70 foto che provengono da importanti archivi pubblici, quello dell’Istituto Luce in primis, e poi l’Accademia d’Arte drammatica Silvio D’Amico, il Centro Sperimentale di Cinematografia, e privati (Reporters Associati, Archivio Enrico Appetito, fondi personali di Elisabetta Catalano e Umberto Pizzi), libri “aumentati” in digitale, documenti inediti, copertine di rotocalchi, i cinegiornali del Luce, un’intervista realizzata da Donatella Baglivo, i materiali delle Teche Rai e le testimonianze video realizzate per la mostra con Giancarlo Giannini, Silvia Napolitano, Dacia Maraini, Laura Delli Colli, Carlo Molfese, Michele Placido, Vincenzo Salemme, Enrico Vanzina.

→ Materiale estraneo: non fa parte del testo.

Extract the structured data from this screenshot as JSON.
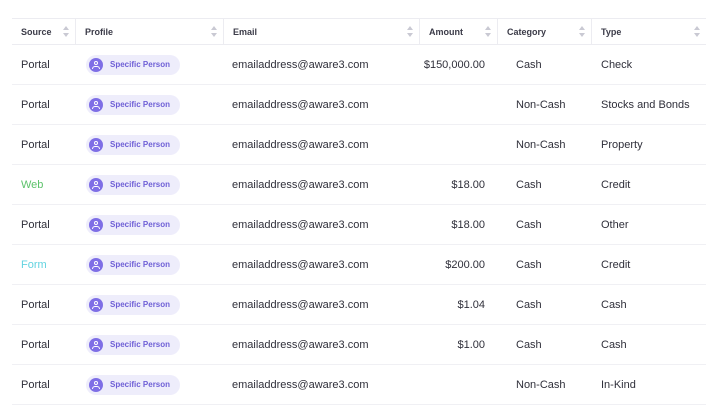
{
  "columns": [
    {
      "key": "source",
      "label": "Source"
    },
    {
      "key": "profile",
      "label": "Profile"
    },
    {
      "key": "email",
      "label": "Email"
    },
    {
      "key": "amount",
      "label": "Amount"
    },
    {
      "key": "category",
      "label": "Category"
    },
    {
      "key": "type",
      "label": "Type"
    }
  ],
  "rows": [
    {
      "source": "Portal",
      "profile": "Specific Person",
      "email": "emailaddress@aware3.com",
      "amount": "$150,000.00",
      "category": "Cash",
      "type": "Check"
    },
    {
      "source": "Portal",
      "profile": "Specific Person",
      "email": "emailaddress@aware3.com",
      "amount": "",
      "category": "Non-Cash",
      "type": "Stocks and Bonds"
    },
    {
      "source": "Portal",
      "profile": "Specific Person",
      "email": "emailaddress@aware3.com",
      "amount": "",
      "category": "Non-Cash",
      "type": "Property"
    },
    {
      "source": "Web",
      "profile": "Specific Person",
      "email": "emailaddress@aware3.com",
      "amount": "$18.00",
      "category": "Cash",
      "type": "Credit"
    },
    {
      "source": "Portal",
      "profile": "Specific Person",
      "email": "emailaddress@aware3.com",
      "amount": "$18.00",
      "category": "Cash",
      "type": "Other"
    },
    {
      "source": "Form",
      "profile": "Specific Person",
      "email": "emailaddress@aware3.com",
      "amount": "$200.00",
      "category": "Cash",
      "type": "Credit"
    },
    {
      "source": "Portal",
      "profile": "Specific Person",
      "email": "emailaddress@aware3.com",
      "amount": "$1.04",
      "category": "Cash",
      "type": "Cash"
    },
    {
      "source": "Portal",
      "profile": "Specific Person",
      "email": "emailaddress@aware3.com",
      "amount": "$1.00",
      "category": "Cash",
      "type": "Cash"
    },
    {
      "source": "Portal",
      "profile": "Specific Person",
      "email": "emailaddress@aware3.com",
      "amount": "",
      "category": "Non-Cash",
      "type": "In-Kind"
    }
  ],
  "icons": {
    "sort": "sort-arrows-icon",
    "avatar": "person-icon"
  },
  "colors": {
    "web": "#5cc26a",
    "form": "#62d3e0",
    "pill_bg": "#eeedfb",
    "pill_text": "#6e5fd6",
    "avatar": "#7e6ee6"
  }
}
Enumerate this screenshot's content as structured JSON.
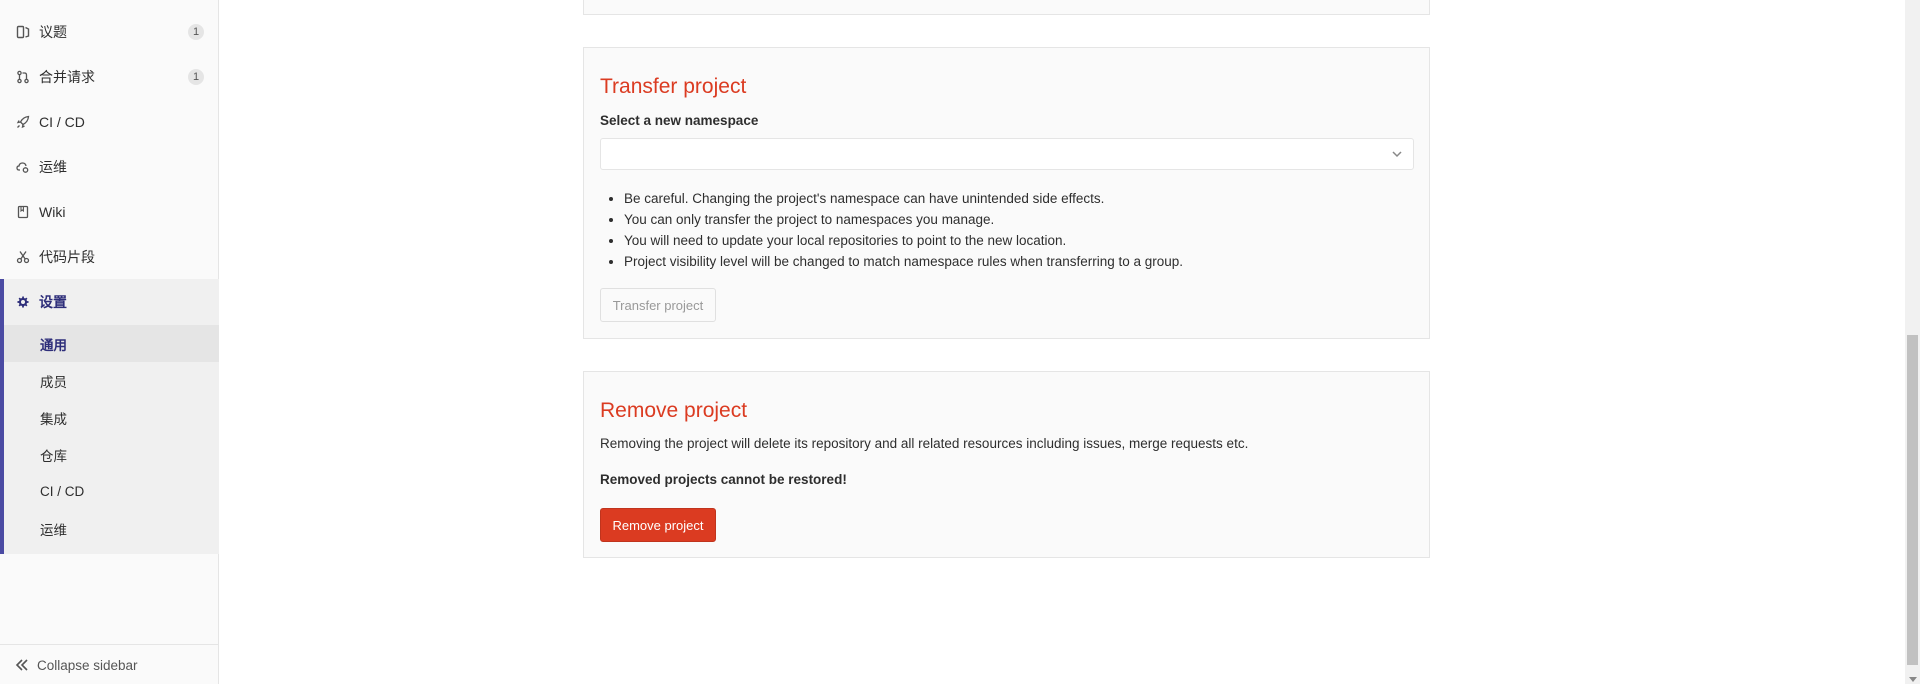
{
  "sidebar": {
    "items": [
      {
        "label": "议题",
        "count": "1",
        "icon": "issues-icon"
      },
      {
        "label": "合并请求",
        "count": "1",
        "icon": "merge-request-icon"
      },
      {
        "label": "CI / CD",
        "icon": "rocket-icon"
      },
      {
        "label": "运维",
        "icon": "cloud-gear-icon"
      },
      {
        "label": "Wiki",
        "icon": "book-icon"
      },
      {
        "label": "代码片段",
        "icon": "scissors-icon"
      }
    ],
    "settings": {
      "label": "设置",
      "icon": "gear-icon",
      "sub_items": [
        {
          "label": "通用",
          "active": true
        },
        {
          "label": "成员"
        },
        {
          "label": "集成"
        },
        {
          "label": "仓库"
        },
        {
          "label": "CI / CD"
        },
        {
          "label": "运维"
        }
      ]
    },
    "collapse_label": "Collapse sidebar"
  },
  "transfer": {
    "title": "Transfer project",
    "select_label": "Select a new namespace",
    "select_value": "",
    "bullets": [
      "Be careful. Changing the project's namespace can have unintended side effects.",
      "You can only transfer the project to namespaces you manage.",
      "You will need to update your local repositories to point to the new location.",
      "Project visibility level will be changed to match namespace rules when transferring to a group."
    ],
    "button_label": "Transfer project"
  },
  "remove": {
    "title": "Remove project",
    "description": "Removing the project will delete its repository and all related resources including issues, merge requests etc.",
    "warning": "Removed projects cannot be restored!",
    "button_label": "Remove project"
  },
  "colors": {
    "accent": "#4b4ba3",
    "danger": "#db3b21"
  }
}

Oltre alla rassegna di cinque film suoi (L’avventura di Michelangelo Antonioni, La ragazza con la pistola di Mario Monicelli, Dramma della gelosia (tutti i particolari in cronaca) di Ettore Scola, Teresa la ladra di Carlo Di Palma, Flirt di Roberto Russo.) che saranno proiettati durante i giorni della mostra, c’è un volume edito da Edizioni Sabinae e Istituto Luce-Cinecittà, a cura di Nevio De Pascalis, Marco Dionisi e Stefano Stefanutto Rosa, con l’introduzione di Irene Bignardi, che ce la racconta anche attraverso un apparato iconografico di oltre 100 immagini. E sulla copertina, come ci racconta Stefanutto Rosa, un fotogramma de L’avventura in cui Monica si guarda allo specchio e si aggiusta i capelli. Lo stesso film era stato scelto nel 2009 dal Festival di Cannes per una locandina che rendeva omaggio alla sua bellezza e al suo talento.